M. Coomans. - Il m'est impossible d'accorder un vote approbatif à ce projet de loi, et cela pour deux raisons que je suis las d'exposer à la Chambre et ailleurs.
La première est que je n'accorderai pas un centime à l'Etat belge pour l'armée aussi longtemps que notre détestable organisation militaire sera maintenue.
Voilà ma thèse depuis bien des années et il est vraiment étrange qu'elle soit encore combattue alors qu'elle a pour elle toutes les autorités compétentes, alors que tout le monde, généraux compris, l'honorable général Guillaume en tête, reconnaît que notre organisation militaire est mauvaise et à réformer presque complètement.
Oui, elle est mauvaise à mes yeux ; elle est mauvaise pour différentes raisons, dont la principale est l'odieuse et absurde loterie militaire, dont heureusement les partisans pourront bientôt faire leur deuil.
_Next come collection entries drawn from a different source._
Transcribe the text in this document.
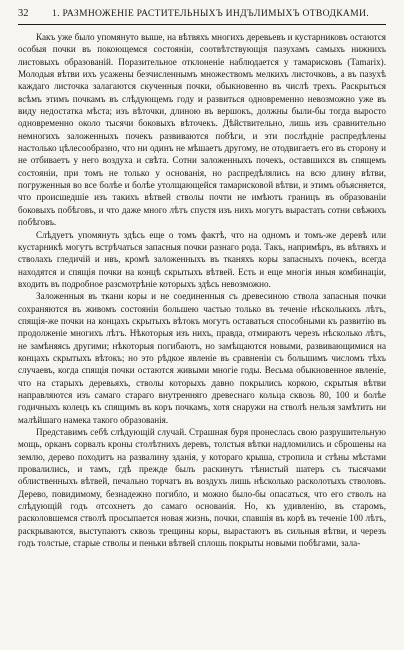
32 1. РАЗМНОЖЕНІЕ РАСТИТЕЛЬНЫХЪ ИНДЪЛИМЫХЪ ОТВОДКАМИ.

Какъ уже было упомянуто выше, на вѣтвяхъ многихъ деревьевъ и кустарниковъ остаются особыя почки въ покоющемся состояніи, соотвѣтствующія пазухамъ самыхъ нижнихъ листовыхъ образованій. Поразительное отклоненіе наблюдается у тамарисковъ (Tamarix). Молодыя вѣтви ихъ усажены безчисленнымъ множествомъ мелкихъ листочковъ, а въ пазухѣ каждаго листочка залагаются скученныя почки, обыкновенно въ числѣ трехъ. Раскрыться всѣмъ этимъ почкамъ въ слѣдующемъ году и развиться одновременно невозможно уже въ виду недостатка мѣста; изъ вѣточки, длиною въ вершокъ, должны были-бы тогда выросто одновременно около тысячи боковыхъ вѣточекъ. Дѣйствительно, лишь изъ сравнительно немногихъ заложенныхъ почекъ развиваются побѣги, и эти послѣдніе распредѣлены настолько цѣлесообразно, что ни одинъ не мѣшаетъ другому, не отодвигаетъ его въ сторону и не отбиваетъ у него воздуха и свѣта. Сотни заложенныхъ почекъ, оставшихся въ спящемъ состояніи, при томъ не только у основанія, но распредѣлялись на всю длину вѣтви, погруженныя во все болѣе и болѣе утолщающейся тамарисковой вѣтви, и этимъ объясняется, что происшедшіе изъ такихъ вѣтвей стволы почти не имѣютъ границъ въ образованіи боковыхъ побѣговъ, и что даже много лѣтъ спустя изъ нихъ могутъ вырастать сотни свѣжихъ побѣговъ.

Слѣдуетъ упомянуть здѣсь еще о томъ фактѣ, что на одномъ и томъ-же деревѣ или кустарникѣ могутъ встрѣчаться запасныя почки разнаго рода. Такъ, напримѣръ, въ вѣтвяхъ и стволахъ гледичій и ивъ, кромѣ заложенныхъ въ тканяхъ коры запасныхъ почекъ, всегда находятся и спящія почки на концѣ скрытыхъ вѣтвей. Есть и еще многія иныя комбинаціи, входить въ подробное разсмотрѣніе которыхъ здѣсь невозможно.

Заложенныя въ ткани коры и не соединенныя съ древесиною ствола запасныя почки сохраняются въ живомъ состояніи большею частью только въ теченіе нѣсколькихъ лѣтъ, спящія-же почки на концахъ скрытыхъ вѣтокъ могутъ оставаться способными къ развитію въ продолженіе многихъ лѣтъ. Нѣкоторыя изъ нихъ, правда, отмираютъ черезъ нѣсколько лѣтъ, не замѣняясь другими; нѣкоторыя погибаютъ, но замѣщаются новыми, развивающимися на концахъ скрытыхъ вѣтокъ; но это рѣдкое явленіе въ сравненіи съ большимъ числомъ тѣхъ случаевъ, когда спящія почки остаются живыми многіе годы. Весьма обыкновенное явленіе, что на старыхъ деревьяхъ, стволы которыхъ давно покрылись коркою, скрытыя вѣтви направляются изъ самаго стараго внутренняго древеснаго кольца сквозь 80, 100 и болѣе годичныхъ колецъ къ спящимъ въ коръ почкамъ, хотя снаружи на стволѣ нельзя замѣтить ни малѣйшаго намека такого образованія.

Представимъ себѣ слѣдующій случай. Страшная буря пронеслась свою разрушительную мощь, орканъ сорвалъ кроны столѣтнихъ деревъ, толстыя вѣтки надломились и сброшены на землю, дерево походитъ на развалину зданія, у котораго крыша, стропила и стѣны мѣстами провалились, и тамъ, гдѣ прежде былъ раскинутъ тѣнистый шатеръ съ тысячами облиственныхъ вѣтвей, печально торчатъ въ воздухъ лишь нѣсколько расколотыхъ стволовъ. Дерево, повидимому, безнадежно погибло, и можно было-бы опасаться, что его стволъ на слѣдующій годъ отсохнетъ до самаго основанія. Но, къ удивленію, въ старомъ, расколовшемся стволѣ просыпается новая жизнь, почки, спавшія въ корѣ въ теченіе 100 лѣтъ, раскрываются, выступаютъ сквозь трещины коры, вырастаютъ въ сильныя вѣтви, и черезъ годъ толстые, старые стволы и пеньки вѣтвей сплошь покрыты новыми побѣгами, зала-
Mais la Chambre est désireuse d'en finir et, quant à moi, je ne. suis pas désireux de prolonger un débat sur une question bien connue. Je me borne donc au simple énoncé de ce premier motif.
Le second motif qui m'empêche de voter ce crédit, c'est le refus obstiné, convaincu et loyal, je n'en disconviens pas, mais le refus obstiné du département de la guerre de congédier une bonne partie de nos miliciens à une époque de l'année où ils sont si nécessaires, je ne dirai pas seulement à leur famille, mais à la patrie. Le plus grand de tous les intérêts nationaux, surtout en temps de paix et en présence d'une situation pacifique, qui, probablement, se prolongera plusieurs années, le plus grand de tous les intérêts nationaux, c'est d'avoir de bonnes récoltes.
Or, messieurs, vous retenez inutilement, indûment, selon moi, sous les armes des milliers d'hommes que vous devriez renvoyer chez eux.
Je ne dis pas qu'au point de vue militariste, l'honorable général Guillaume ait tort ; je n'entreprendrai pas une discussion sur ce point, quoiqu'il me fût peut-être possible de le discuter sous le couvert de beaucoup d'officiers supérieurs.
Du reste, ce point de vue est trop large, trop arbitraire, et je n'ai nullement l'intention de m'y égarer.
Mais au point de vue réellement national comme au point de vue de la justice, il n'est pas permis de retenir inutilement sous les armes des milliers d'hommes si nécessaires chez eux et si nécessaires à la patrie.
Je voudrais bien savoir quel est l'effectif actuel, à la mi-juillet.
Je crois qu'il est plus considérable qu'à pareille époque d'autres années. (Interruption.) Eh bien, il devrait l'être moins ; dans tous les cas, il est trop élevé. Vous pourriez certainement pendant deux à trois mois de l'année, à l'époque où l'agriculture a le plus besoin de bras, renvoyer chez eux la moitié de nos soldats ; ce serait un service rendu au pays et un hommage rendu à son bon sens.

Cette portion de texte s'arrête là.